Tuesday, September 30, 2003

Jack Shafer ruminates on the outing of CIA operative Valerie Plame and ends on this note:

The hidden bad news is that none of them [the six journalists who were called by an anonymous leaker] reported that the Plame information was being leaked by sources who wished to embarrass her and Wilson -- which they could have legitimately done without burning their sources by name. In other words, they all protected the White House from its blunder.
There are plenty of interesting things to say about this affair. Indeed at times like this, I wish people actually read my blog so I could justify spending time on it. For one, the odd parallels with the David Kelly affair over on this side of the ocean are surprising: In both, a mean-spirited leak about an intelligence officer sparked controversy, questions about the role of the media, and an internal investigation, all of which serve as a proxy-scandal for the larger issue of the case for war.

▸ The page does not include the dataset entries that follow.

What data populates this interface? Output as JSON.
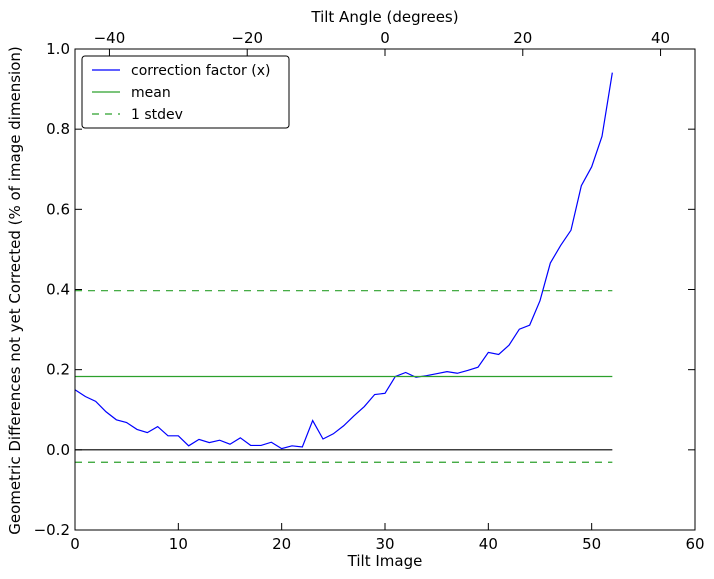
{
  "chart_data": {
    "type": "line",
    "title": "",
    "xlabel": "Tilt Image",
    "ylabel": "Geometric Differences not yet Corrected (% of image dimension)",
    "x2label": "Tilt Angle (degrees)",
    "xlim": [
      0,
      60
    ],
    "ylim": [
      -0.2,
      1.0
    ],
    "x2lim": [
      -45,
      45
    ],
    "xticks": [
      0,
      10,
      20,
      30,
      40,
      50,
      60
    ],
    "yticks": [
      -0.2,
      0.0,
      0.2,
      0.4,
      0.6,
      0.8,
      1.0
    ],
    "x2ticks": [
      -40,
      -20,
      0,
      20,
      40
    ],
    "ytick_labels": [
      "−0.2",
      "0.0",
      "0.2",
      "0.4",
      "0.6",
      "0.8",
      "1.0"
    ],
    "x2tick_labels": [
      "−40",
      "−20",
      "0",
      "20",
      "40"
    ],
    "grid": false,
    "legend_position": "top-left",
    "series": [
      {
        "name": "correction factor (x)",
        "color": "#0000ff",
        "style": "solid",
        "x": [
          0,
          1,
          2,
          3,
          4,
          5,
          6,
          7,
          8,
          9,
          10,
          11,
          12,
          13,
          14,
          15,
          16,
          17,
          18,
          19,
          20,
          21,
          22,
          23,
          24,
          25,
          26,
          27,
          28,
          29,
          30,
          31,
          32,
          33,
          34,
          35,
          36,
          37,
          38,
          39,
          40,
          41,
          42,
          43,
          44,
          45,
          46,
          47,
          48,
          49,
          50,
          51,
          52
        ],
        "values": [
          0.15,
          0.133,
          0.121,
          0.095,
          0.075,
          0.068,
          0.051,
          0.043,
          0.058,
          0.035,
          0.035,
          0.01,
          0.026,
          0.018,
          0.024,
          0.014,
          0.03,
          0.011,
          0.011,
          0.019,
          0.003,
          0.01,
          0.007,
          0.073,
          0.027,
          0.04,
          0.06,
          0.085,
          0.108,
          0.138,
          0.141,
          0.183,
          0.193,
          0.181,
          0.185,
          0.19,
          0.195,
          0.191,
          0.198,
          0.206,
          0.243,
          0.238,
          0.261,
          0.301,
          0.311,
          0.372,
          0.466,
          0.51,
          0.548,
          0.659,
          0.706,
          0.782,
          0.941
        ]
      },
      {
        "name": "mean",
        "color": "#2ca02c",
        "style": "solid",
        "x": [
          0,
          52
        ],
        "values": [
          0.183,
          0.183
        ]
      },
      {
        "name": "1 stdev",
        "color": "#2ca02c",
        "style": "dashed",
        "x": [
          0,
          52
        ],
        "values": [
          0.397,
          0.397
        ]
      },
      {
        "name": "",
        "color": "#2ca02c",
        "style": "dashed",
        "x": [
          0,
          52
        ],
        "values": [
          -0.031,
          -0.031
        ]
      },
      {
        "name": "",
        "color": "#000000",
        "style": "solid",
        "x": [
          0,
          52
        ],
        "values": [
          0.0,
          0.0
        ]
      }
    ],
    "legend": [
      {
        "label": "correction factor (x)",
        "color": "#0000ff",
        "style": "solid"
      },
      {
        "label": "mean",
        "color": "#2ca02c",
        "style": "solid"
      },
      {
        "label": "1 stdev",
        "color": "#2ca02c",
        "style": "dashed"
      }
    ]
  }
}
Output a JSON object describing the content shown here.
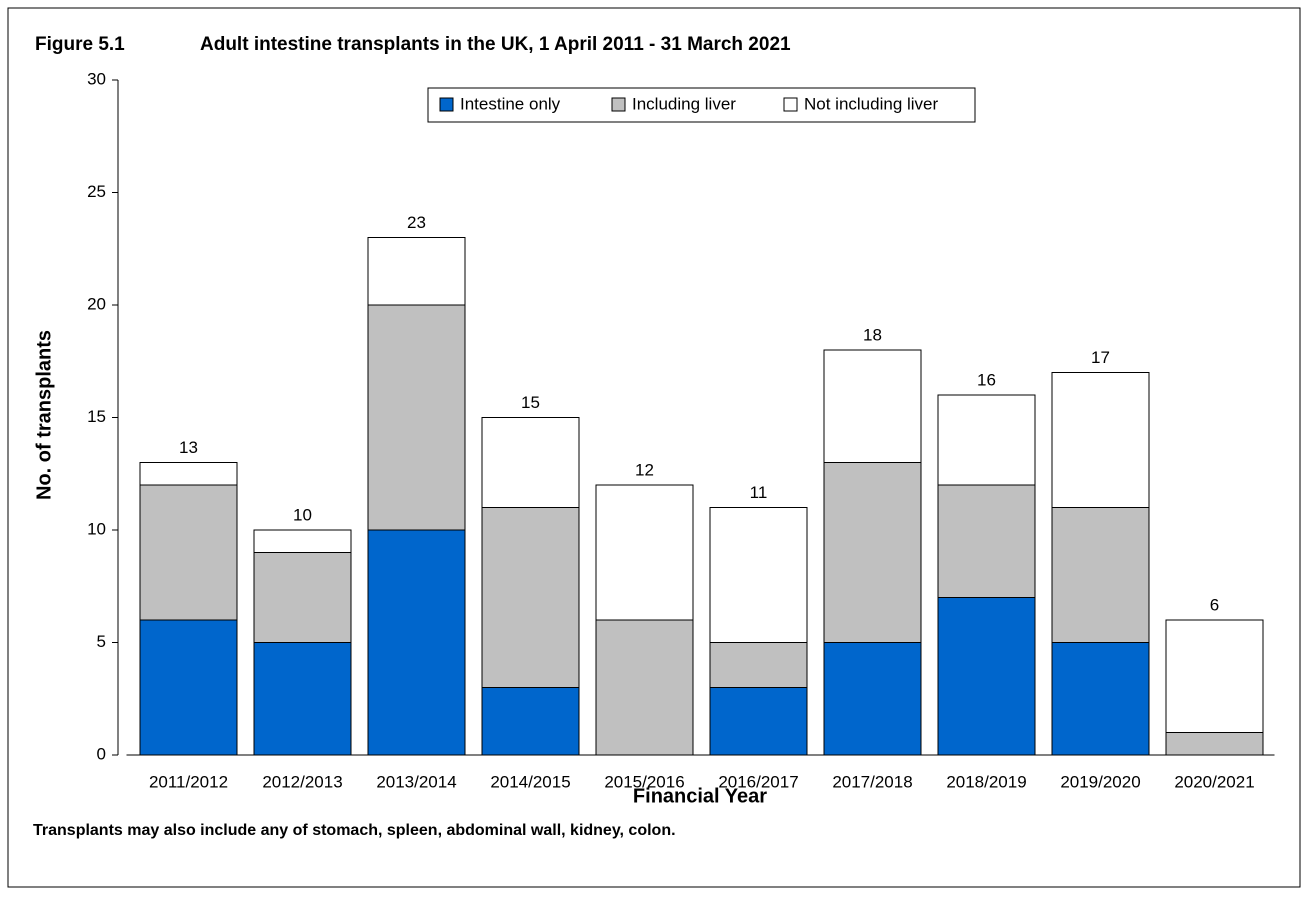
{
  "chart_data": {
    "type": "stacked_bar",
    "figure_label": "Figure 5.1",
    "title": "Adult intestine transplants in the UK, 1 April 2011 - 31 March 2021",
    "x_label": "Financial Year",
    "y_label": "No. of transplants",
    "footnote": "Transplants may also include any of stomach, spleen, abdominal wall, kidney, colon.",
    "categories": [
      "2011/2012",
      "2012/2013",
      "2013/2014",
      "2014/2015",
      "2015/2016",
      "2016/2017",
      "2017/2018",
      "2018/2019",
      "2019/2020",
      "2020/2021"
    ],
    "series": [
      {
        "name": "Intestine only",
        "color": "#0066cc",
        "values": [
          6,
          5,
          10,
          3,
          0,
          3,
          5,
          7,
          5,
          0
        ]
      },
      {
        "name": "Including liver",
        "color": "#c0c0c0",
        "values": [
          6,
          4,
          10,
          8,
          6,
          2,
          8,
          5,
          6,
          1
        ]
      },
      {
        "name": "Not including liver",
        "color": "#ffffff",
        "values": [
          1,
          1,
          3,
          4,
          6,
          6,
          5,
          4,
          6,
          5
        ]
      }
    ],
    "totals": [
      13,
      10,
      23,
      15,
      12,
      11,
      18,
      16,
      17,
      6
    ],
    "ylim": [
      0,
      30
    ],
    "yticks": [
      0,
      5,
      10,
      15,
      20,
      25,
      30
    ],
    "legend_position": "top"
  }
}
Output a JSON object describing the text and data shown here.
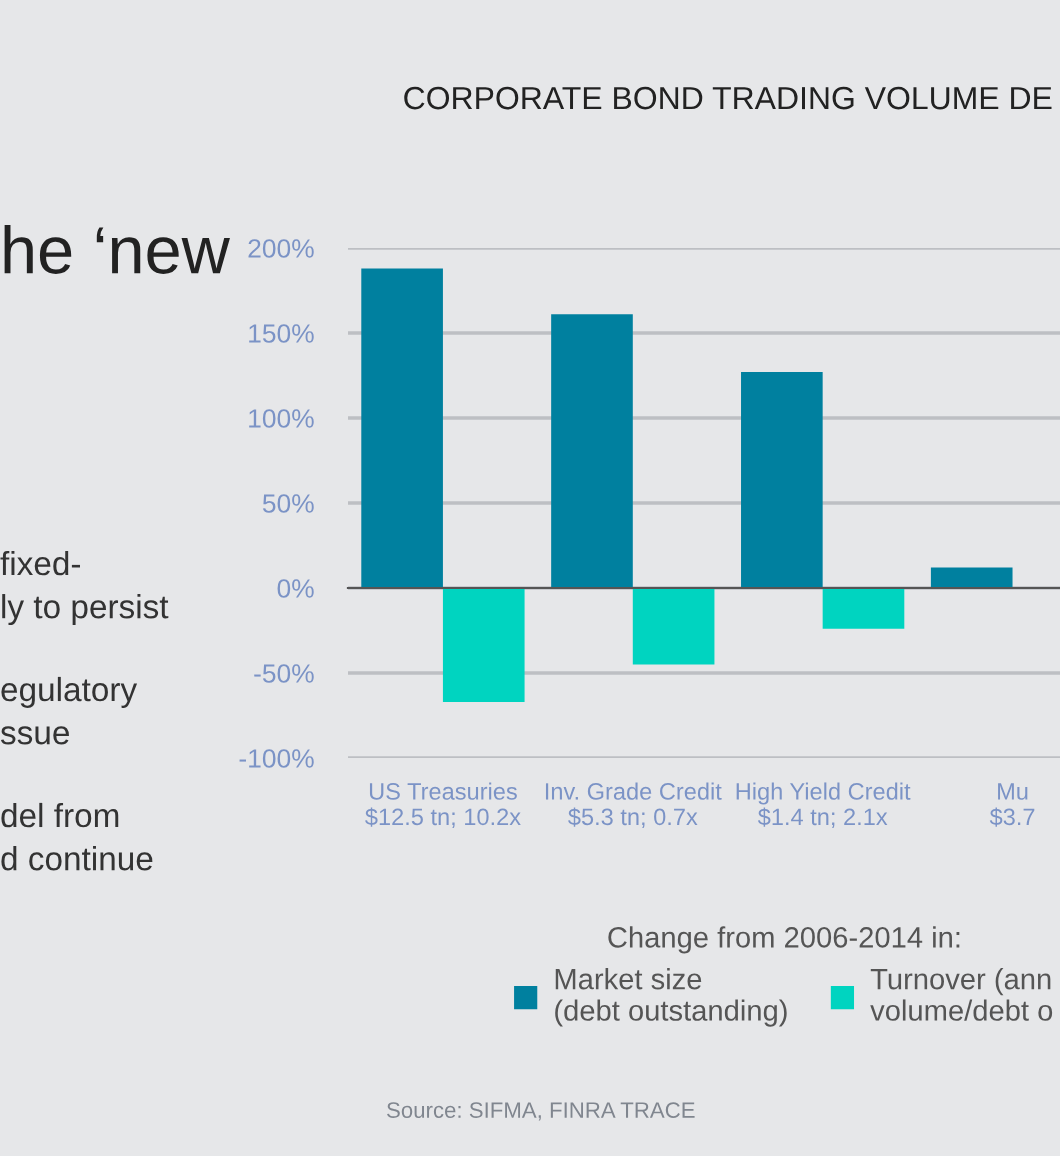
{
  "chart_data": {
    "type": "bar",
    "title": "CORPORATE BOND TRADING VOLUME DE",
    "categories": [
      "US Treasuries\n$12.5 tn; 10.2x",
      "Inv. Grade Credit\n$5.3 tn; 0.7x",
      "High Yield Credit\n$1.4 tn; 2.1x",
      "Mu\n$3.7"
    ],
    "series": [
      {
        "name": "Market size\n(debt outstanding)",
        "color": "#00809f",
        "values": [
          188,
          161,
          127,
          12
        ]
      },
      {
        "name": "Turnover (ann\nvolume/debt o",
        "color": "#00d4c0",
        "values": [
          -67,
          -45,
          -24,
          null
        ]
      }
    ],
    "ylim": [
      -100,
      200
    ],
    "yticks": [
      {
        "value": -100,
        "label": "-100%"
      },
      {
        "value": -50,
        "label": "-50%"
      },
      {
        "value": 0,
        "label": "0%"
      },
      {
        "value": 50,
        "label": "50%"
      },
      {
        "value": 100,
        "label": "100%"
      },
      {
        "value": 150,
        "label": "150%"
      },
      {
        "value": 200,
        "label": "200%"
      }
    ],
    "grid": "y",
    "legend": "bottom",
    "legend_title": "Change from 2006-2014 in:",
    "annotations": [
      "he ‘new",
      "fixed-\nly to persist",
      "egulatory\nssue",
      "del from\nd continue",
      "Source: SIFMA, FINRA TRACE"
    ]
  }
}
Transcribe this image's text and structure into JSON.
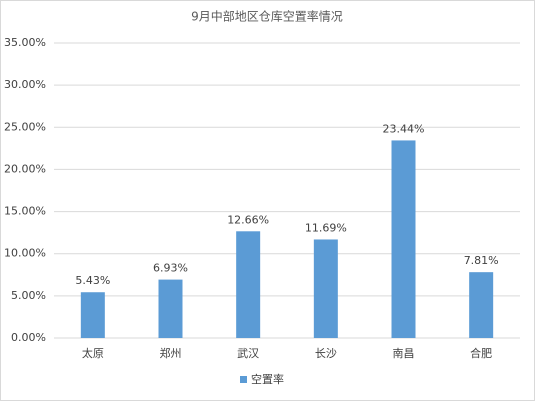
{
  "chart_data": {
    "type": "bar",
    "title": "9月中部地区仓库空置率情况",
    "categories": [
      "太原",
      "郑州",
      "武汉",
      "长沙",
      "南昌",
      "合肥"
    ],
    "series": [
      {
        "name": "空置率",
        "color": "#5b9bd5",
        "values": [
          5.43,
          6.93,
          12.66,
          11.69,
          23.44,
          7.81
        ],
        "value_labels": [
          "5.43%",
          "6.93%",
          "12.66%",
          "11.69%",
          "23.44%",
          "7.81%"
        ]
      }
    ],
    "ylim": [
      0,
      35
    ],
    "yticks": [
      {
        "value": 0,
        "label": "0.00%"
      },
      {
        "value": 5,
        "label": "5.00%"
      },
      {
        "value": 10,
        "label": "10.00%"
      },
      {
        "value": 15,
        "label": "15.00%"
      },
      {
        "value": 20,
        "label": "20.00%"
      },
      {
        "value": 25,
        "label": "25.00%"
      },
      {
        "value": 30,
        "label": "30.00%"
      },
      {
        "value": 35,
        "label": "35.00%"
      }
    ],
    "grid": true,
    "legend": "bottom"
  }
}
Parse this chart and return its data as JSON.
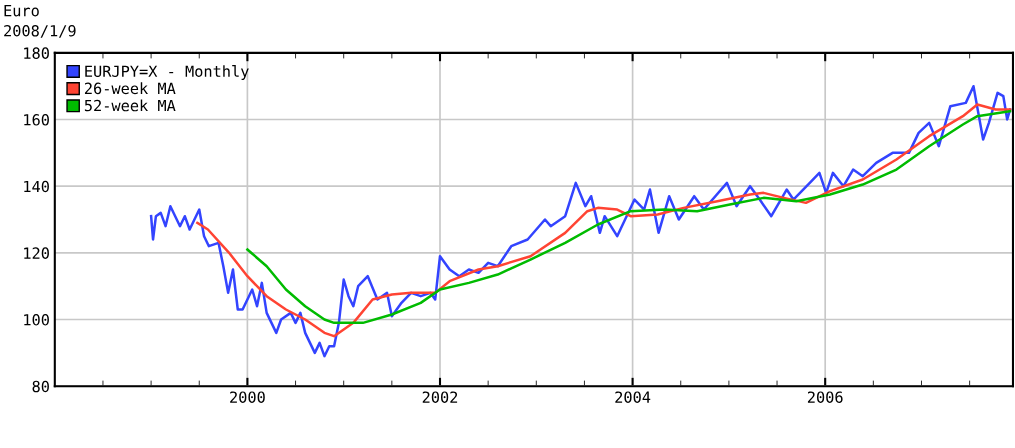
{
  "chart_data": {
    "type": "line",
    "title": "Euro",
    "subtitle": "2008/1/9",
    "xlim": [
      1998,
      2007.95
    ],
    "ylim": [
      80,
      180
    ],
    "yticks": [
      80,
      100,
      120,
      140,
      160,
      180
    ],
    "xticks": [
      {
        "value": 1998.5,
        "label": null
      },
      {
        "value": 1999,
        "label": null
      },
      {
        "value": 1999.5,
        "label": null
      },
      {
        "value": 2000,
        "label": "2000"
      },
      {
        "value": 2000.5,
        "label": null
      },
      {
        "value": 2001,
        "label": null
      },
      {
        "value": 2001.5,
        "label": null
      },
      {
        "value": 2002,
        "label": "2002"
      },
      {
        "value": 2002.5,
        "label": null
      },
      {
        "value": 2003,
        "label": null
      },
      {
        "value": 2003.5,
        "label": null
      },
      {
        "value": 2004,
        "label": "2004"
      },
      {
        "value": 2004.5,
        "label": null
      },
      {
        "value": 2005,
        "label": null
      },
      {
        "value": 2005.5,
        "label": null
      },
      {
        "value": 2006,
        "label": "2006"
      },
      {
        "value": 2006.5,
        "label": null
      },
      {
        "value": 2007,
        "label": null
      },
      {
        "value": 2007.5,
        "label": null
      }
    ],
    "grid": true,
    "legend": "top left",
    "marker": "none",
    "line_style": "solid",
    "series": [
      {
        "name": "EURJPY=X - Monthly",
        "color": "#3344ff",
        "x": [
          1999.0,
          1999.02,
          1999.05,
          1999.1,
          1999.15,
          1999.2,
          1999.3,
          1999.35,
          1999.4,
          1999.5,
          1999.55,
          1999.6,
          1999.7,
          1999.75,
          1999.8,
          1999.85,
          1999.9,
          1999.95,
          2000.05,
          2000.1,
          2000.15,
          2000.2,
          2000.3,
          2000.35,
          2000.45,
          2000.5,
          2000.55,
          2000.6,
          2000.7,
          2000.75,
          2000.8,
          2000.85,
          2000.9,
          2000.95,
          2001.0,
          2001.05,
          2001.1,
          2001.15,
          2001.25,
          2001.35,
          2001.45,
          2001.5,
          2001.6,
          2001.7,
          2001.8,
          2001.9,
          2001.95,
          2002.0,
          2002.1,
          2002.2,
          2002.3,
          2002.4,
          2002.5,
          2002.6,
          2002.74,
          2002.91,
          2003.09,
          2003.15,
          2003.3,
          2003.41,
          2003.51,
          2003.57,
          2003.66,
          2003.71,
          2003.84,
          2004.02,
          2004.12,
          2004.18,
          2004.27,
          2004.38,
          2004.48,
          2004.64,
          2004.74,
          2004.98,
          2005.08,
          2005.22,
          2005.32,
          2005.44,
          2005.6,
          2005.67,
          2005.84,
          2005.94,
          2006.01,
          2006.08,
          2006.19,
          2006.29,
          2006.39,
          2006.53,
          2006.7,
          2006.87,
          2006.97,
          2007.08,
          2007.18,
          2007.3,
          2007.46,
          2007.54,
          2007.64,
          2007.7,
          2007.79,
          2007.85,
          2007.89,
          2007.92
        ],
        "values": [
          131,
          124,
          131,
          132,
          128,
          134,
          128,
          131,
          127,
          133,
          125,
          122,
          123,
          116,
          108,
          115,
          103,
          103,
          109,
          104,
          111,
          102,
          96,
          100,
          102,
          99,
          102,
          96,
          90,
          93,
          89,
          92,
          92,
          99,
          112,
          107,
          104,
          110,
          113,
          106,
          108,
          101,
          105,
          108,
          107,
          108,
          106,
          119,
          115,
          113,
          115,
          114,
          117,
          116,
          122,
          124,
          130,
          128,
          131,
          141,
          134,
          137,
          126,
          131,
          125,
          136,
          133,
          139,
          126,
          137,
          130,
          137,
          133,
          141,
          134,
          140,
          136,
          131,
          139,
          136,
          141,
          144,
          138,
          144,
          140,
          145,
          143,
          147,
          150,
          150,
          156,
          159,
          152,
          164,
          165,
          170,
          154,
          159,
          168,
          167,
          160,
          163
        ]
      },
      {
        "name": "26-week MA",
        "color": "#ff4433",
        "x": [
          1999.48,
          1999.59,
          1999.81,
          2000.0,
          2000.2,
          2000.4,
          2000.6,
          2000.8,
          2000.9,
          2001.1,
          2001.3,
          2001.5,
          2001.7,
          2001.95,
          2002.1,
          2002.4,
          2002.6,
          2002.94,
          2003.3,
          2003.53,
          2003.64,
          2003.84,
          2003.98,
          2004.26,
          2004.53,
          2004.88,
          2005.22,
          2005.36,
          2005.57,
          2005.8,
          2006.05,
          2006.39,
          2006.74,
          2007.08,
          2007.43,
          2007.58,
          2007.77,
          2007.92
        ],
        "values": [
          129,
          127,
          120,
          113,
          107,
          103,
          100,
          96,
          95,
          99,
          106,
          107.5,
          108,
          108,
          111.5,
          115,
          116,
          119,
          126,
          132.5,
          133.5,
          133,
          131,
          131.5,
          133.5,
          135.5,
          137.5,
          138,
          136.5,
          135,
          138.5,
          142,
          148,
          155,
          161,
          164.5,
          163,
          163
        ]
      },
      {
        "name": "52-week MA",
        "color": "#00bb00",
        "x": [
          2000.0,
          2000.2,
          2000.4,
          2000.6,
          2000.8,
          2000.9,
          2001.2,
          2001.5,
          2001.8,
          2002.0,
          2002.3,
          2002.6,
          2002.94,
          2003.3,
          2003.64,
          2003.98,
          2004.33,
          2004.67,
          2005.01,
          2005.36,
          2005.7,
          2006.05,
          2006.39,
          2006.74,
          2007.08,
          2007.43,
          2007.58,
          2007.92
        ],
        "values": [
          121,
          116,
          109,
          104,
          100,
          99,
          99,
          101.5,
          105,
          109,
          111,
          113.5,
          118,
          123,
          128.5,
          132.5,
          133,
          132.5,
          134.5,
          136.5,
          135.5,
          137.5,
          140.5,
          145,
          152,
          158.5,
          161,
          162.5
        ]
      }
    ]
  }
}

Schafer points out that there are six people -- journalists all of them, most likely in the mainstream national press -- who know the identify of the person who outted Valerie Plame. Now there's an ethical dilemma: You know somebody in the administration broke the law, in a rather slimy sort of way, by trying to leak a story to you. You could reveal the person's identity and make a pretty big name for yourself. As a trustworthy journalist, are you obliged to keep the identity of your "source" confidential? Even if the person's a scumbag? (Didn't Christopher Hitchens expose Sid Blumenthal over something slightly less hairy?) Even if the person's not a source at all, because you never used the story, most likely because you knew it was pure spin? I don't pretend to know the correct answer.